Among the many awards she has received, Rabbi Schindler was named Charlotte Woman of the Year in 2011. She received the 2008 Humanitarian Award from the Charlotte Coalition for Social Justice, the 2008 Mecklenburg Ministries Interfaith Clergy Award, was selected as one of Charlotte’s USA 20: Celebrating Dynamic Women in 2010, and was recently named the 2017 Outstanding Champion of Diversity by the Association of Fundraising Professionals NC Charlotte Chapter.
Rabbi Schindler is married to Chip Wallach, who works for Bank of America. They have two sons, Maxwell and Alec. She is the daughter of the late Rabbi Alexander Schindler who was president of the Union for Reform Judaism 1973-1995.

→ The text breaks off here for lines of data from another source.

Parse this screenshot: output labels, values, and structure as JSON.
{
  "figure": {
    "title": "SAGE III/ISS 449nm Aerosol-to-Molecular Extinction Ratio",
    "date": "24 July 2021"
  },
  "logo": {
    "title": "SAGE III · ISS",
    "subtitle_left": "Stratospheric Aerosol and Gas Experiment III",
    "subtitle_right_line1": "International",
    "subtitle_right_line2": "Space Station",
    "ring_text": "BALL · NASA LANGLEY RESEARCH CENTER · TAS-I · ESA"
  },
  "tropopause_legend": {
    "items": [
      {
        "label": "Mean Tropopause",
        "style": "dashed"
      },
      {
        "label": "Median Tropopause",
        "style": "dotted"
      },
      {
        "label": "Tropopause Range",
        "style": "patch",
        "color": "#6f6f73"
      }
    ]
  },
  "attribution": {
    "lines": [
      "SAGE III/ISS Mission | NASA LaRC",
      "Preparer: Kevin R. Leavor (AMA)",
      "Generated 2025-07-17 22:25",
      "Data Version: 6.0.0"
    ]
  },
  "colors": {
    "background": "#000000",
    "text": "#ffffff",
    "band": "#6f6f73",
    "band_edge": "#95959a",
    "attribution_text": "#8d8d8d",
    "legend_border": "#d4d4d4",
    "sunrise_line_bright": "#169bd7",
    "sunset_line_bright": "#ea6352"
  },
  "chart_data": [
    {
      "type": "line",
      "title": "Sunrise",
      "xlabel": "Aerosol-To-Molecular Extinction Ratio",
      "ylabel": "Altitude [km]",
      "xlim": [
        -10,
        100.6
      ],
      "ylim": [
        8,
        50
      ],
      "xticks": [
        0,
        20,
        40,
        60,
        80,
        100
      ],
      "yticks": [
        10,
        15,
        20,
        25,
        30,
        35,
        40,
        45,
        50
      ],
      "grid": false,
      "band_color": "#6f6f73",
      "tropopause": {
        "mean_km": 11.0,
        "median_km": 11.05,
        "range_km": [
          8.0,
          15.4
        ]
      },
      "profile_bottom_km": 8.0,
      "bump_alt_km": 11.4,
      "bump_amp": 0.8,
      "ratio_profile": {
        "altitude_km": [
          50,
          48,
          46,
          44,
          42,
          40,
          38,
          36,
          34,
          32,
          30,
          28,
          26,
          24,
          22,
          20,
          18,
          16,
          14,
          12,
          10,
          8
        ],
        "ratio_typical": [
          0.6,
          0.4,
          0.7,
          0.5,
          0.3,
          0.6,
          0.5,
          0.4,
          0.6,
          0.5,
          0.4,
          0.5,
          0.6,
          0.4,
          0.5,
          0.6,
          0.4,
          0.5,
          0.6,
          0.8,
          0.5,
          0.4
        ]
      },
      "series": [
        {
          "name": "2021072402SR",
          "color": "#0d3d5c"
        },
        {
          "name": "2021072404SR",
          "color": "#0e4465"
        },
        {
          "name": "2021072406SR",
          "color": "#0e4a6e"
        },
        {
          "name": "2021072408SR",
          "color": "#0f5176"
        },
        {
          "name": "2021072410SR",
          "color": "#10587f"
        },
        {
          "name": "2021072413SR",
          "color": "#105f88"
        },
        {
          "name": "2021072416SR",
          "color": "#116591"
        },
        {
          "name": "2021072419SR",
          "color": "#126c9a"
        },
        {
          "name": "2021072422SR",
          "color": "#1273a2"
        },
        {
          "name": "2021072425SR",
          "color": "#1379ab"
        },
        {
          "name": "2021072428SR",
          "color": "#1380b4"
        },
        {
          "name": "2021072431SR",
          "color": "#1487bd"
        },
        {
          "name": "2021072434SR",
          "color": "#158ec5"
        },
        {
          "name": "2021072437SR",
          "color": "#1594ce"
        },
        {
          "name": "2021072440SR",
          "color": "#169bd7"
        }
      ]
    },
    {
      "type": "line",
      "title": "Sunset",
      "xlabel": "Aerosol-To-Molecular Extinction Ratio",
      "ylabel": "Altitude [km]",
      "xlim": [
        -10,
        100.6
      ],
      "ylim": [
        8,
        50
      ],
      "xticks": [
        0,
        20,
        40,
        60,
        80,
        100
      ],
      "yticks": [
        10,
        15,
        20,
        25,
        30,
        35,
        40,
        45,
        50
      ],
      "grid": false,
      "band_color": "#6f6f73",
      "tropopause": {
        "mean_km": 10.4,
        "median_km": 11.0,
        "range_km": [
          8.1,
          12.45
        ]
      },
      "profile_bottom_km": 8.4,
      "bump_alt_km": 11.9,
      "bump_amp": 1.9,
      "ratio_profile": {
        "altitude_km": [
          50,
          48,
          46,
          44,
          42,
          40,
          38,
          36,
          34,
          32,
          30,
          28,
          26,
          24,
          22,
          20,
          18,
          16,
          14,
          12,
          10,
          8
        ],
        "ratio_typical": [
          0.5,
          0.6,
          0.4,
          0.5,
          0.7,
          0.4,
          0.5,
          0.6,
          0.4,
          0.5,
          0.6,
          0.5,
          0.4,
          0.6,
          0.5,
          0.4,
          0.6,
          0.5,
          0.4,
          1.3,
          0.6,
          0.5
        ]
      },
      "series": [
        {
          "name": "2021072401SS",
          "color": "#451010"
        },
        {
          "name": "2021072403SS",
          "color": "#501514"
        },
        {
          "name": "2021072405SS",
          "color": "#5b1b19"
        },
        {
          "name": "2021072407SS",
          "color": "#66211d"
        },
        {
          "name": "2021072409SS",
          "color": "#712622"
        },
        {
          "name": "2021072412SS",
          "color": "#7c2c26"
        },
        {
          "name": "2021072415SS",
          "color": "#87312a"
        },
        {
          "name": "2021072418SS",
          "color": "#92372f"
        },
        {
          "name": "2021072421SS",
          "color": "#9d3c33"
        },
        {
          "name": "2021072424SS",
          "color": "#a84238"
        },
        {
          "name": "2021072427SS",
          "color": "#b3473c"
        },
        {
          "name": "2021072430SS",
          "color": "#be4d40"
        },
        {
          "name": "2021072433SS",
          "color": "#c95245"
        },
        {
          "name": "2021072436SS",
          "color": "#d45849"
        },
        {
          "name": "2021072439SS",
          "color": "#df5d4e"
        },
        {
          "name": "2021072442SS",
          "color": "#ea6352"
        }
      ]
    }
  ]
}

Rabbi Steven Sager is the Rabbi Emeritus of Beth El Synagogue in Durham, NC, where he served as rabbi for 32 years. He is a graduate of the Reconstructionist Rabbinical College (RRC) and he earned a Ph.D. in Rabbinic Literature at Duke University. Rabbi Sager has been a teacher, rabbinic advisor and mentor for students and graduates of the RRC, the Hebrew Union College, The Jewish Theological Seminary and the Rabbinical School of the Boston Hebrew College. Rabbi Sager is an adjunct faculty member of the Duke Divinity School and has taught at the Southeastern Baptist Theological Seminary and in the Department of Social Medicine at the University of North Carolina Medical School. Rabbi Sager is a Senior Rabbinic Fellow of the Shalom Hartman Institute in Jerusalem where he is also a leader of the Rabbinic Programs Advisory Committee and of the Rabbinic Havurah program. Rabbi Sager has served as President of the Reconstructionist Rabbinical Association and of the Greater Carolinas Association of Rabbis (GCAR). He served as the co-director of the GCAR Interfaith Institute. Rabbi Sager has served as Scholar in Residence on numerous occasions for the GCAR as well as serving in this capacity in congregations throughout the United States. Rabbi Sager has published articles in The Reconstructionist, The Journal of Religious Education, and The Southern Medical Journal. Rabbi Sager now serves as the Director of Sicha, a project to stimulate conversations between classical Jewish culture and contemporary Jewish needs.